In the autumn of 1957 a number of groups came together to form the Direct Action Committee Against Nuclear War and plan a protest march during the following year’s Easter holiday.
To highlight the way that Britain was joining the nuclear arms race it was decided to march to the government’s nuclear weapons establishment in Aldermaston, near Reading.
Aged 28 I was asked to take on the job of organising the protest – despite never having done anything similar before. I had time on my hands after being sacked from my job as a nursing orderly for taking a petition against nuclear testing around my workmates.
A new movement was growing in opposition to Britain’s programme of nuclear tests.
Prior to the march there had been a series of sit-in protests at the War Office in London and some military bases.There was a thirst for action.
When the march came, it was a great success. We started with a rally in Trafalgar Square with 8,000 people – which was regarded as very large.
The left was well represented in the campaign, as were the Quakers. And, although most of the marchers were middle class, there were also a few delegations of workers.
The effect of the Aldermaston campaign and the surrounding publicity was to help the Campaign for Nuclear Disarmament (CND) get off the ground and generate many new activists, despite the somewhat stuffy attitude the campaign initially had towards such protests.
In the months after the demonstration we went on to organise regular pickets and even an occupation of the Aldermaston plant.
We issued appeals to the workers not to participate in the building of nuclear weapons, and had some success in persuading lorry drivers to turn around without delivering their cargo.
Soon after, we moved on to protesting against Britain’s new nuclear missile system.

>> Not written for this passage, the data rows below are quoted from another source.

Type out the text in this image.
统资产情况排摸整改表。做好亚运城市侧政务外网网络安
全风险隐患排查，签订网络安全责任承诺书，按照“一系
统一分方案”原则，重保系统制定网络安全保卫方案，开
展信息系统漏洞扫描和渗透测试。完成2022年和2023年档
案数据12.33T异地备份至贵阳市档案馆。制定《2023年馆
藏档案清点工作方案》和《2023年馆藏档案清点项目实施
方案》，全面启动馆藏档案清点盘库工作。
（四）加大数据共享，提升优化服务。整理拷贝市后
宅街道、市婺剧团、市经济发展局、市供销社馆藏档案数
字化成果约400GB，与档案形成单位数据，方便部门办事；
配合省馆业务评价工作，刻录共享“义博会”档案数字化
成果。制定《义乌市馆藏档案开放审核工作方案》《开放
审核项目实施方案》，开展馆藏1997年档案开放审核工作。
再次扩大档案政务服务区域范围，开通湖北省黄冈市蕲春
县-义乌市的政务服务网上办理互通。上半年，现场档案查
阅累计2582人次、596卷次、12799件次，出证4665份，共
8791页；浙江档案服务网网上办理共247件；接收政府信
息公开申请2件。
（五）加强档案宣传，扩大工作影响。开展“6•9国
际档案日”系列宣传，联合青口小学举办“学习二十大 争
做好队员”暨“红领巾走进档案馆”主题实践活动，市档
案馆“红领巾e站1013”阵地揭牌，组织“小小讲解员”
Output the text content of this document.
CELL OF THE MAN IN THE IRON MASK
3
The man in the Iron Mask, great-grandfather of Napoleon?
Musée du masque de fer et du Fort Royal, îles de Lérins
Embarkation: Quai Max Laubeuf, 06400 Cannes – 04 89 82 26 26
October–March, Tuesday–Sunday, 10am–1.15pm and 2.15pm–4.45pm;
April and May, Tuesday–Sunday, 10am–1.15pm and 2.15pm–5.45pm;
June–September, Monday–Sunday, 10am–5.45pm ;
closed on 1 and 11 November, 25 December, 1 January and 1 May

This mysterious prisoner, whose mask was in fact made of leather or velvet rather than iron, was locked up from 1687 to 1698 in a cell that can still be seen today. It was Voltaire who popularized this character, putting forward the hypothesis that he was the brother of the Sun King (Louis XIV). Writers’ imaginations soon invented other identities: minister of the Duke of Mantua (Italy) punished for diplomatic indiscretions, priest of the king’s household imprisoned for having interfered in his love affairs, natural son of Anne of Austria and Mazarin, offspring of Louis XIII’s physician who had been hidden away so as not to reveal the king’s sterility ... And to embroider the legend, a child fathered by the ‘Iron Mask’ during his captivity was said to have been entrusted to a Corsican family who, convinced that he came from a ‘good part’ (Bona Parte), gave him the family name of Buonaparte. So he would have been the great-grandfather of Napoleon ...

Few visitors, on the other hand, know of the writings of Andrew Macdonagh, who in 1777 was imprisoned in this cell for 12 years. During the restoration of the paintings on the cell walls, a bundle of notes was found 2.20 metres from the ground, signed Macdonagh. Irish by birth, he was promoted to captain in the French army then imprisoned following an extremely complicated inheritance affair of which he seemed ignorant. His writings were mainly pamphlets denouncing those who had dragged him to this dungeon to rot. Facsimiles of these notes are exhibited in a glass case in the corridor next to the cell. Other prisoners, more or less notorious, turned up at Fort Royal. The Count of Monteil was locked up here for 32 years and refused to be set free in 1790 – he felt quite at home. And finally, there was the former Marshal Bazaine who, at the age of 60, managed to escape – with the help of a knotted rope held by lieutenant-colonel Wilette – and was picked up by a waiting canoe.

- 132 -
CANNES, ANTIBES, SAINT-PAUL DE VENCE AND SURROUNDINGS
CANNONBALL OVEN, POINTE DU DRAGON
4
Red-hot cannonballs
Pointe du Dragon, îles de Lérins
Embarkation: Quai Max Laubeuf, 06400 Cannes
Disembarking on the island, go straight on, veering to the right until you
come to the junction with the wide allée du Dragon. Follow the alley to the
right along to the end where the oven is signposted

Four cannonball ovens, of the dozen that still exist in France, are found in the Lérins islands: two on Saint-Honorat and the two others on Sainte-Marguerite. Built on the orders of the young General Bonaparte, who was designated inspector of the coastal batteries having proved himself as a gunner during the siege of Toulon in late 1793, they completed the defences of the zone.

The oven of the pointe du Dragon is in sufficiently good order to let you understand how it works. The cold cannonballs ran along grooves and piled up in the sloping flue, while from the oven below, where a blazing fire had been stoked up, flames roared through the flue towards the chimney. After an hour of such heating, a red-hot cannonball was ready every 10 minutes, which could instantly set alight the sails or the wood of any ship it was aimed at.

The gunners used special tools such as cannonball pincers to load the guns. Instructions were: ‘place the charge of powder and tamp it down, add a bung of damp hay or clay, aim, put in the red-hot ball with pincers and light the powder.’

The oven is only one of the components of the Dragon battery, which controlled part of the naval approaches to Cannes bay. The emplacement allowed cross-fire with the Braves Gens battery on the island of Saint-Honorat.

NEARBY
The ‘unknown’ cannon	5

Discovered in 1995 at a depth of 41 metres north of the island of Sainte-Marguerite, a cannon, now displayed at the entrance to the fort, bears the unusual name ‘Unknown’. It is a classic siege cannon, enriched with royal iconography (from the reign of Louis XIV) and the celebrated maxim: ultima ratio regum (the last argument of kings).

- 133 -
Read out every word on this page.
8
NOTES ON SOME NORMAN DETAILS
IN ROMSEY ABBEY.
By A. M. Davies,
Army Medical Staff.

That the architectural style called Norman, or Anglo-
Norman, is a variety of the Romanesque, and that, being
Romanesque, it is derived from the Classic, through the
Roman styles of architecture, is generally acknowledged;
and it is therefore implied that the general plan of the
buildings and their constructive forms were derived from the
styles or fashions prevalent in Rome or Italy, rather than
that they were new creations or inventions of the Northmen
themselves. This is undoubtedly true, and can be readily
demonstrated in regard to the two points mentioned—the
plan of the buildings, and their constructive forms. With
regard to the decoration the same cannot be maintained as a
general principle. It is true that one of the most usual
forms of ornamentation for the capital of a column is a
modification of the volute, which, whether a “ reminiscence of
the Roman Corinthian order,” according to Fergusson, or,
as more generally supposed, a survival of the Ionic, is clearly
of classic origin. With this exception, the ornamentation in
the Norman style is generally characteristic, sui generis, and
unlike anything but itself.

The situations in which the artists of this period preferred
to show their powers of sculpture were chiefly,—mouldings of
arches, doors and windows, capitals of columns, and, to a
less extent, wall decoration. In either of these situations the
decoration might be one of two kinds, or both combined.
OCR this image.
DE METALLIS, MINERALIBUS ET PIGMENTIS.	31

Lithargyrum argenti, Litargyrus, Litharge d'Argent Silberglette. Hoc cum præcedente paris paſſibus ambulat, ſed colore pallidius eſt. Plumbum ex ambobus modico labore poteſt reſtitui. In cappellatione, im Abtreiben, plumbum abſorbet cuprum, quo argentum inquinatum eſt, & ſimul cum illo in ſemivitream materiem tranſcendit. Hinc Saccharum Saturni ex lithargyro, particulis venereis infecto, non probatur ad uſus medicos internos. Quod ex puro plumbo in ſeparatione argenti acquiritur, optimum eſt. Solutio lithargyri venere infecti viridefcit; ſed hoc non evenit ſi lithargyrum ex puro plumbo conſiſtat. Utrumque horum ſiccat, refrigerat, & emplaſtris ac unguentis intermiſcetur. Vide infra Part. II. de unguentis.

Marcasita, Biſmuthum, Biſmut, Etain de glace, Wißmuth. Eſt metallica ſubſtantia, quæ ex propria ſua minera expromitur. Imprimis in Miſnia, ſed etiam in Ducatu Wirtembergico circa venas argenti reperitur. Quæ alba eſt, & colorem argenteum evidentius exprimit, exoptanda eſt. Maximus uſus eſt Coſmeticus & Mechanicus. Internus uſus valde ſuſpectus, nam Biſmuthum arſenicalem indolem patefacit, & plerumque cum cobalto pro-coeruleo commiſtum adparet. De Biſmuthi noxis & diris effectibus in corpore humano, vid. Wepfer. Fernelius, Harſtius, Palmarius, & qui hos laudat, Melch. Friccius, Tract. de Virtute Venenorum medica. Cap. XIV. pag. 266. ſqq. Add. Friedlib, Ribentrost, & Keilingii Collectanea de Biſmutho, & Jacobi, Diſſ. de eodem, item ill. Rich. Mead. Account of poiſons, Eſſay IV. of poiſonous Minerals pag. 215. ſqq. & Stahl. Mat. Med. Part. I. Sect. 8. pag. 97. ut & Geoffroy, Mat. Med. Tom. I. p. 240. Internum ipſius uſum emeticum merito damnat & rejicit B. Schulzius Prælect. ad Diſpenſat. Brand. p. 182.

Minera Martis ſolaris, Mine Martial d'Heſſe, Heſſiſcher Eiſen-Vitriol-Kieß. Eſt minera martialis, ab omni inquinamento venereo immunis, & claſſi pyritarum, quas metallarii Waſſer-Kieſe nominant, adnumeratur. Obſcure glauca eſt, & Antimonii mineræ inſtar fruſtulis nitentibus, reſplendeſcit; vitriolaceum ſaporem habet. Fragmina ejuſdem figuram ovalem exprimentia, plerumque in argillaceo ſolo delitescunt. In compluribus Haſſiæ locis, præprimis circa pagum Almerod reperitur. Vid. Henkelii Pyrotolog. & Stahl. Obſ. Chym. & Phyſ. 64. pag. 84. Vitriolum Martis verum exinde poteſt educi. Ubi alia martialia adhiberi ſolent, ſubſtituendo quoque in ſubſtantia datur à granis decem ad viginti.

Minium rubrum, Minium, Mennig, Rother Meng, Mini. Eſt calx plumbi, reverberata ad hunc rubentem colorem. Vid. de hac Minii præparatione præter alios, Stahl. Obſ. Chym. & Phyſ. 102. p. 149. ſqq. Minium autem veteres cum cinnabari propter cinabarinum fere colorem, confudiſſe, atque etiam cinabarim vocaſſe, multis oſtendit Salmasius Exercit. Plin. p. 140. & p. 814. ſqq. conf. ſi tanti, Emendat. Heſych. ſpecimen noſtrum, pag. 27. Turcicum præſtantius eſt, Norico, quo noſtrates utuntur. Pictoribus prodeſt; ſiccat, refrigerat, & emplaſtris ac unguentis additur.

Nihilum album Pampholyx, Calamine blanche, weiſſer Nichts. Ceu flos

I became the field secretary for the Direct Action Committee. I saw my job primarily as working in the labour movement.
I made contact with trade unionists in the towns near to the missile bases that were being constructed and sought their support.
In 1959 we started a campaign in the new town of Stevenage, which was nicknamed “Missileville” because of its relationship to the arms trade.
The high point of the push in Stevenage was a weekday march through the town that was mainly formed by trade unionists, including militant building workers who had stopped work to join in.
There was a similar campaign in Bristol in the early 1960s at the aircraft factories. I travelled on my scooter from London to help organise picketing of the plants.
On one occasion there was a factory gate meeting at Bristol Engines Company that the union prolonged into a stoppage against the arms trade.
Shop stewards at many of the engineering plants had devised plans for how production could be switched from armaments to civilian uses, and were very eloquent on the subject.
For a time I was employed by the slightly maverick CND group in Merseyside in order to campaign for direct action against the bomb. I met with the dockers, and together we formed a local industrial committee.
Dock workers told me that whenever they saw a consignment marked for the British military base at Fylingdales they sabotaged it.
It is important not to overstate how widespread these campaigns were, but the fact that we were able to win some workers to taking action is important.
By the mid-1960s the movement against British nuclear weapons had effectively melded into the campaigns against the war in Vietnam.
A great many people believed that the conflict there could “go nuclear” and that we should put most of our efforts into stopping it.
It was at that time that I started to get involved in the movement to get British troops out of Ireland. I thought, “It is all very well to campaign against war in far away places but what about the war on our doorsteps?”
Together with other activists I helped leaflet British troops, urging them not to fight in Ireland.
As a result I was prosecuted for sedition and received an 18-month prison sentence – the first of 11. I escaped from prison and was recaptured after attending an anti-fascist demonstration. I found myself in solitary confinement for a long time.
At the end of the Vietnam War, CND went through a bit of a low period, and did not revive again until the 1980s when Margaret Thatcher and Ronald Reagan started to ramp up the Cold War.
Today I am still involved with CND, and even though I don’t think we are on the brink of annihilation, I think the dangers of nuclear proliferation are greater than ever. And of course we have the wars in Afghanistan and Iraq.
Despite that, it is true that the various treaties that constrained the arms race in the last three decades have made the world safer.
They did not come out of nowhere, however, they were a result of public pressure – a pressure that peace activists over the last 50 years should take some of the credit for.
Pat Arrowsmith spoke to Yuri Prasad
This article's first publication led to an interesting letter....
Seeing myself in a picture above Pat Arrowsmith's article about the first Aldermaston anti-nuclear march brought back memories of how I became involved in politics.
I was at an Underground station one evening in 1958 when I was 23 and saw a group of people with buckets and paint talking about banning the bomb.
I went over and asked what they were doing. They said they were involved in a campaign for unilateral disarmament and were going out painting slogans on walls.
So I went with them. It was very exciting and led to me going on the Aldermaston march, the start of a whole new political life.
Mary Phillips, South London (Mary is pictured second from the left, with glasses, in the main picture above).